Maintain data context
It is essential to keep track of the specific uses and context around data throughout the data pipeline and let each unit define what data quality means for each business concept. Apply and enforce those standards before data enters the pipeline. Then, the pipeline's job is to make sure that data context is maintained as the data flows.
"As soon as a piece of data becomes a row and not a business concept, it becomes irrelevant," said Tyler Russell, chief architect at Claravine, a data integrity platform.
Plan for change
Data pipeline processes frequently deliver data to a data lake where the data typically resides in a text format structure. Updates to individual records in the data lake could easily result in what could be viewed as a duplicate of previously delivered data. It is essential to have logic in place that ensures that data consumption reflects the most up-to-date record in a nonduplicate fashion.

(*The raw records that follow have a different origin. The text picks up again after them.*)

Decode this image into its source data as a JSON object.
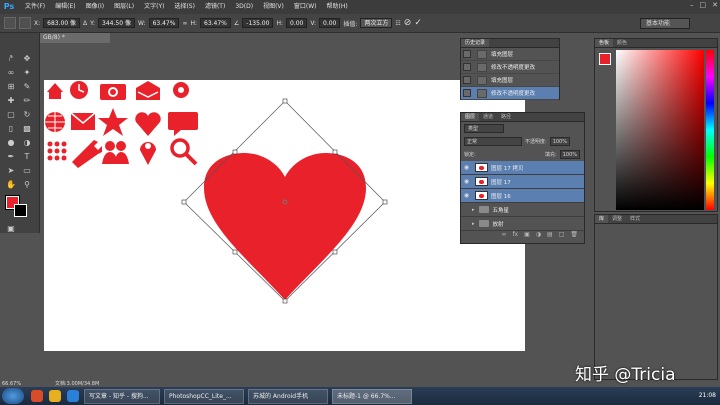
{
  "app": {
    "logo": "Ps"
  },
  "menu": [
    "文件(F)",
    "编辑(E)",
    "图像(I)",
    "图层(L)",
    "文字(Y)",
    "选择(S)",
    "滤镜(T)",
    "3D(D)",
    "视图(V)",
    "窗口(W)",
    "帮助(H)"
  ],
  "options": {
    "x_label": "X:",
    "x": "683.00 像",
    "y_label": "Y:",
    "y": "344.50 像",
    "w_label": "W:",
    "w": "63.47%",
    "h_label": "H:",
    "h": "63.47%",
    "angle": "-135.00",
    "h_skew_label": "H:",
    "h_skew": "0.00",
    "v_skew_label": "V:",
    "v_skew": "0.00",
    "interp_label": "插值:",
    "interp": "两次立方",
    "workspace": "基本功能"
  },
  "doc": {
    "tab": "GB/8) *",
    "zoom": "66.67%",
    "file_info": "文档:3.00M/34.8M"
  },
  "history": {
    "tabs": [
      "历史记录"
    ],
    "items": [
      "填充图层",
      "修改不透明度更改",
      "填充图层",
      "修改不透明度更改"
    ]
  },
  "layers": {
    "tabs": [
      "图层",
      "通道",
      "路径"
    ],
    "filter": "类型",
    "blend": "正常",
    "opacity_label": "不透明度:",
    "opacity": "100%",
    "lock_label": "锁定:",
    "fill_label": "填充:",
    "fill": "100%",
    "items": [
      {
        "name": "图层 17 拷贝"
      },
      {
        "name": "图层 17"
      },
      {
        "name": "图层 16"
      }
    ],
    "groups": [
      "五角星",
      "放射"
    ]
  },
  "color": {
    "tabs": [
      "色板",
      "颜色"
    ],
    "fg": "#e8212a"
  },
  "styles": {
    "tabs": [
      "库",
      "调整",
      "样式"
    ]
  },
  "taskbar": {
    "tasks": [
      "写文章 - 知乎 - 搜狗...",
      "PhotoshopCC_Lite_...",
      "苏城的 Android手机",
      "未标题-1 @ 66.7%..."
    ],
    "clock": "21:08"
  },
  "watermark": "知乎 @Tricia"
}
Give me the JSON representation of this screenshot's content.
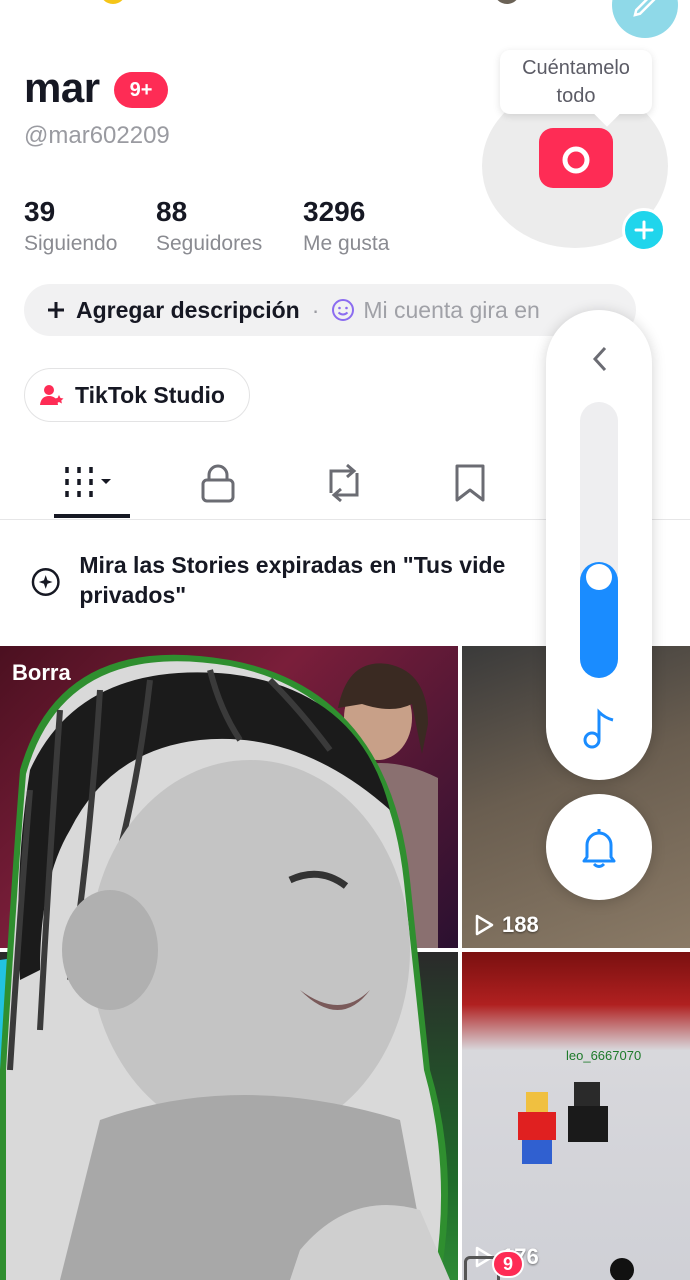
{
  "profile": {
    "name": "mar",
    "notification_badge": "9+",
    "handle": "@mar602209",
    "tooltip": "Cuéntamelo todo"
  },
  "stats": [
    {
      "value": "39",
      "label": "Siguiendo"
    },
    {
      "value": "88",
      "label": "Seguidores"
    },
    {
      "value": "3296",
      "label": "Me gusta"
    }
  ],
  "description_bar": {
    "add_label": "Agregar descripción",
    "separator": "·",
    "hint": "Mi cuenta gira en"
  },
  "studio_button": {
    "label": "TikTok Studio"
  },
  "tabs": [
    {
      "icon": "grid-icon",
      "active": true
    },
    {
      "icon": "lock-icon"
    },
    {
      "icon": "repost-icon"
    },
    {
      "icon": "bookmark-icon"
    }
  ],
  "stories_banner": {
    "text": "Mira las Stories expiradas en \"Tus vide privados\""
  },
  "grid": {
    "cell1": {
      "overlay": "Borra"
    },
    "cell2": {
      "views": "188"
    },
    "cell4": {
      "views": "176",
      "game_user": "leo_6667070"
    }
  },
  "side_panel": {
    "icons": [
      "chevron-left-icon",
      "music-note-icon",
      "bell-icon"
    ]
  },
  "bottom_nav": {
    "inbox_badge": "9"
  },
  "colors": {
    "accent": "#fe2c55",
    "cyan": "#20d5ec",
    "slider_blue": "#1a8cff"
  }
}
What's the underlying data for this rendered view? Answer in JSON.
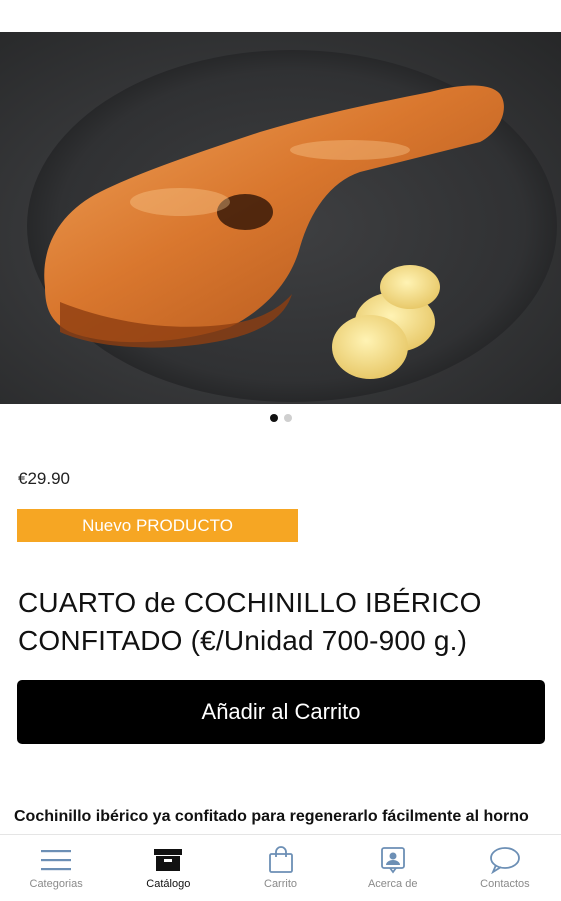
{
  "product": {
    "image_alt": "Cuarto de cochinillo ibérico confitado",
    "slide_count": 2,
    "active_slide": 1,
    "price": "€29.90",
    "badge": "Nuevo PRODUCTO",
    "title_line1": "CUARTO de COCHINILLO IBÉRICO",
    "title_line2": "CONFITADO  (€/Unidad 700-900 g.)",
    "add_to_cart_label": "Añadir al Carrito",
    "description": "Cochinillo ibérico ya confitado para regenerarlo fácilmente al horno"
  },
  "tabbar": {
    "items": [
      {
        "label": "Categorias",
        "icon": "menu-icon",
        "active": false
      },
      {
        "label": "Catálogo",
        "icon": "box-icon",
        "active": true
      },
      {
        "label": "Carrito",
        "icon": "shopping-bag-icon",
        "active": false
      },
      {
        "label": "Acerca de",
        "icon": "contact-card-icon",
        "active": false
      },
      {
        "label": "Contactos",
        "icon": "chat-bubble-icon",
        "active": false
      }
    ]
  },
  "colors": {
    "badge": "#f6a623",
    "button": "#000000",
    "tab_inactive": "#8a8a8a",
    "tab_icon_inactive": "#6c8fb5"
  }
}
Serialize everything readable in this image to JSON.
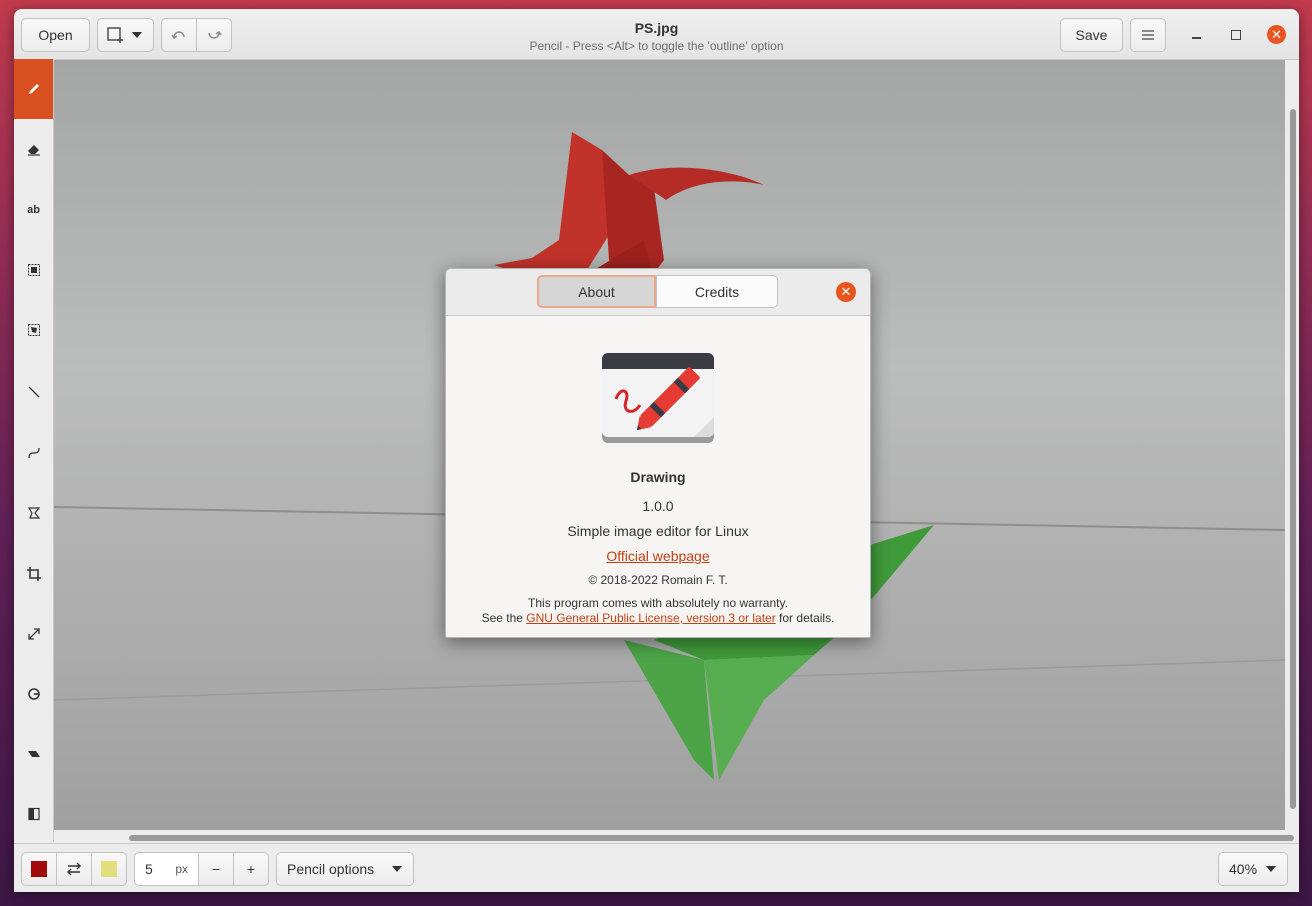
{
  "header": {
    "open_label": "Open",
    "title": "PS.jpg",
    "subtitle": "Pencil - Press <Alt> to toggle the 'outline' option",
    "save_label": "Save"
  },
  "bottom": {
    "size_value": "5",
    "size_unit": "px",
    "minus": "−",
    "plus": "+",
    "options_label": "Pencil options",
    "zoom": "40%",
    "main_color": "#a30b0b",
    "secondary_color": "#e1de7b"
  },
  "dialog": {
    "tab_about": "About",
    "tab_credits": "Credits",
    "app_name": "Drawing",
    "version": "1.0.0",
    "description": "Simple image editor for Linux",
    "website_label": "Official webpage",
    "copyright": "© 2018-2022 Romain F. T.",
    "warranty_line1": "This program comes with absolutely no warranty.",
    "warranty_prefix": "See the ",
    "license_link": "GNU General Public License, version 3 or later",
    "warranty_suffix": " for details."
  },
  "tools": [
    "pencil-icon",
    "eraser-icon",
    "text-icon",
    "rect-select-icon",
    "free-select-icon",
    "line-icon",
    "curve-icon",
    "shape-icon",
    "crop-icon",
    "scale-icon",
    "rotate-icon",
    "skew-icon",
    "filters-icon"
  ],
  "accent": "#e95420"
}
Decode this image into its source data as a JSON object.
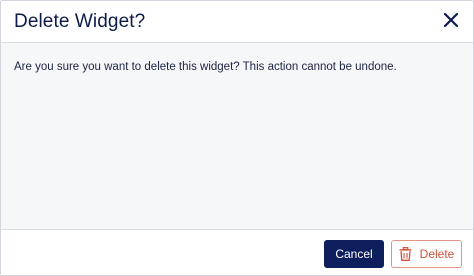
{
  "dialog": {
    "title": "Delete Widget?",
    "message": "Are you sure you want to delete this widget? This action cannot be undone.",
    "cancel_label": "Cancel",
    "delete_label": "Delete"
  },
  "icons": {
    "close": "close-icon",
    "trash": "trash-icon"
  },
  "colors": {
    "title_text": "#0d1b4a",
    "primary_button": "#0d1f5c",
    "danger_text": "#d0533a",
    "danger_border": "#e39484",
    "body_background": "#f6f7f9"
  }
}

Incorporating logic is also important for managing change data capture, said Craig Kelly, vice president of analytics at Syntax. Change data capture identifies and captures changes in a database then applies it throughout the enterprise.
Pitfalls of the data pipeline process
Teams should be aware of some pitfalls around implementing and refining a data pipeline process. The top pitfall is not fully understanding the downstream user requirements for the data, Rudy said.
"People tend to get deep into the technology and how it will work and forget there are use cases for the data that created the need for the pipeline in the first place," she said.
Start by understanding how data is connected to the organization and how users intend to transform and use the data to achieve their objectives. Using that feedback in the planning process will help prevent unhappy data customers and limit rework and wasted effort for the technology team.
It's common for organizations to underestimate the time to build out the data pipeline process, said Todd Bellemare, senior vice president of strategic solutions at Definitive Healthcare. Project management, engineering and data subject matter experts should work together to improve planning accuracy and recalibrate plans when required, recommended Bellemare. It is also advisable to add additional time for unexpected problems to keep expectations reasonable.
Organizations need to be wary of unrealistic expectations that fail to deliver and kill enthusiasm for building out a data pipeline.
"Often implementations of data pipelines start with their scope being too aggressive and trying to boil the ocean," Kelly said. "It is better to start small with a few data sources and ensure that the process you have in place is sound first, and then build around that."